Created attachment 141753 [details]
Sample file containing malayalam characters to understand word breaking with Zero Width Joiner
Reproducable in Version: 220.127.116.11.alpha1+ (x64) Build ID: a6a38c6de9c18fd1269fc8cfc0e070ef429c8e2f CPU threads: 4; OS: Windows 10.0; UI render: default; TinderBox: Win-x86_64@42, Branch:master, Time: 2018-04-28_01:58:12 Locale: en-IN (en_IN); Calc: group
Ramesh popped by on IRC, and mentioned this was working fine in LO 5.2.7, thanks for that piece of information, and for the sample!
Based on that, the change could be bibisected to the following range of commits:
Of which "upgrade to ICU 58" is the most likely culprit, especially since the document displays fine in LO 5.4.6 bundled with Ubuntu 17.10, which comes with ICU 57.1.
Moving to NEW based on comment 11
Even though I haven't managed to get the Sample ODT to display the intended glyphs, this bug still manifests - assuming that the gray lines between characters are ZWJ's. Tested with:
Build ID: 5d19a1bfa650b796764388cd8b33a5af1f5baa1b
CPU threads: 4; OS: Linux 4.15; UI render: default; VCL: gtk2;
Locale: en-GB (en_GB.UTF-8); Calc: group threaded
In response to Comment 11, this worked fine in LO 18.104.22.168 but is broken in 22.214.171.124, so the culprit is somewhere between those two versions, in case that helps.

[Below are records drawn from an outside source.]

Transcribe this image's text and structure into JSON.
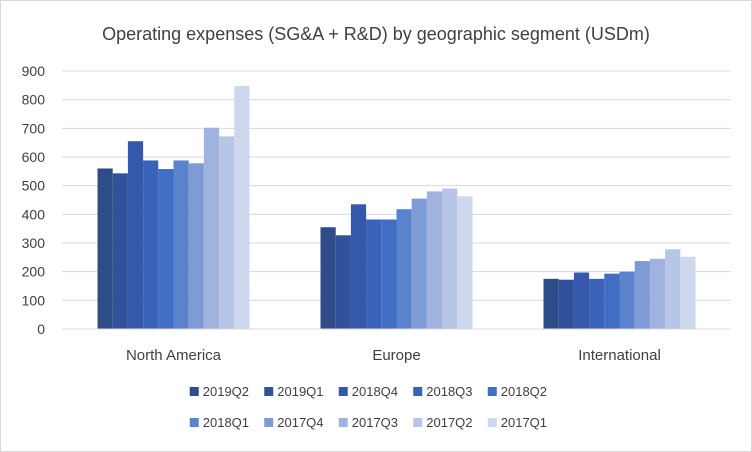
{
  "chart_data": {
    "type": "bar",
    "title": "Operating expenses (SG&A + R&D) by geographic segment (USDm)",
    "xlabel": "",
    "ylabel": "",
    "ylim": [
      0,
      900
    ],
    "yticks": [
      0,
      100,
      200,
      300,
      400,
      500,
      600,
      700,
      800,
      900
    ],
    "grid": true,
    "legend_position": "bottom",
    "categories": [
      "North America",
      "Europe",
      "International"
    ],
    "series": [
      {
        "name": "2019Q2",
        "color": "#2e4c87",
        "values": [
          560,
          355,
          175
        ]
      },
      {
        "name": "2019Q1",
        "color": "#31529a",
        "values": [
          543,
          327,
          172
        ]
      },
      {
        "name": "2018Q4",
        "color": "#3558ab",
        "values": [
          655,
          435,
          197
        ]
      },
      {
        "name": "2018Q3",
        "color": "#3a62b9",
        "values": [
          588,
          382,
          175
        ]
      },
      {
        "name": "2018Q2",
        "color": "#416dc4",
        "values": [
          558,
          382,
          193
        ]
      },
      {
        "name": "2018Q1",
        "color": "#5b82cc",
        "values": [
          588,
          418,
          200
        ]
      },
      {
        "name": "2017Q4",
        "color": "#7e9bd5",
        "values": [
          578,
          455,
          237
        ]
      },
      {
        "name": "2017Q3",
        "color": "#9fb3de",
        "values": [
          702,
          480,
          245
        ]
      },
      {
        "name": "2017Q2",
        "color": "#b7c6e6",
        "values": [
          672,
          490,
          278
        ]
      },
      {
        "name": "2017Q1",
        "color": "#cdd8ee",
        "values": [
          848,
          463,
          252
        ]
      }
    ]
  }
}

I should say that this is a serious issue for Indic scripts (eg, Devanagari etc). In these scripts, ZWJ is used following a halant (virama) between two consonants, to block the formation of a conjunct form. In Devanagari this generally results in a half-form of the 1st consonant. [See the section "Explicit Half-Consonants" in chapter 12 of the Unicode Standard.] Breaking the line there leaves a half-character at the end of the line, which is invalid. So until this is fixed we have to revert to LO 126.96.36.199 or use another editor.
(In reply to Eyal Rozenberg from comment #13)
> Even though I haven't managed to get the Sample ODT to display the intended
> glyphs, this bug still manifests - assuming that the gray lines between
> characters are ZWJ's. Tested with:
> Version: 188.8.131.52
> Build ID: 5d19a1bfa650b796764388cd8b33a5af1f5baa1b
> CPU threads: 4; OS: Linux 4.15; UI render: default; VCL: gtk2;
> Locale: en-GB (en_GB.UTF-8); Calc: group threaded
This file is using Abkai Xanyan fonts to render the text, you can get the fonts from here before you reproduce with sample ODT:
(In reply to ssmithg1 from comment #14)
> In response to Comment 11, this worked fine in LO 184.108.40.206 but is broken in
> 220.127.116.11, so the culprit is somewhere between those two versions, in case
> that helps.
> I should say that this is a serious issue for Indic scripts (eg, Devanagari
> etc). In these scripts, ZWJ is used following a halant (virama) between two
> consonants, to block the formation of a conjunct form. In Devanagari this
> generally results in a half-form of the 1st consonant. [See the section
> "Explicit Half-Consonants" in chapter 12 of the Unicode Standard.] Breaking
> the line there leaves a half-character at the end of the line, which is
> invalid. So until this is fixed we have to revert to LO 18.104.22.168 or use
> another editor.
So it seems to me that LibreOffice have something missing, or some specific Unicode properties doesn’t properly handled after new text layout backend is introduced in 5.3.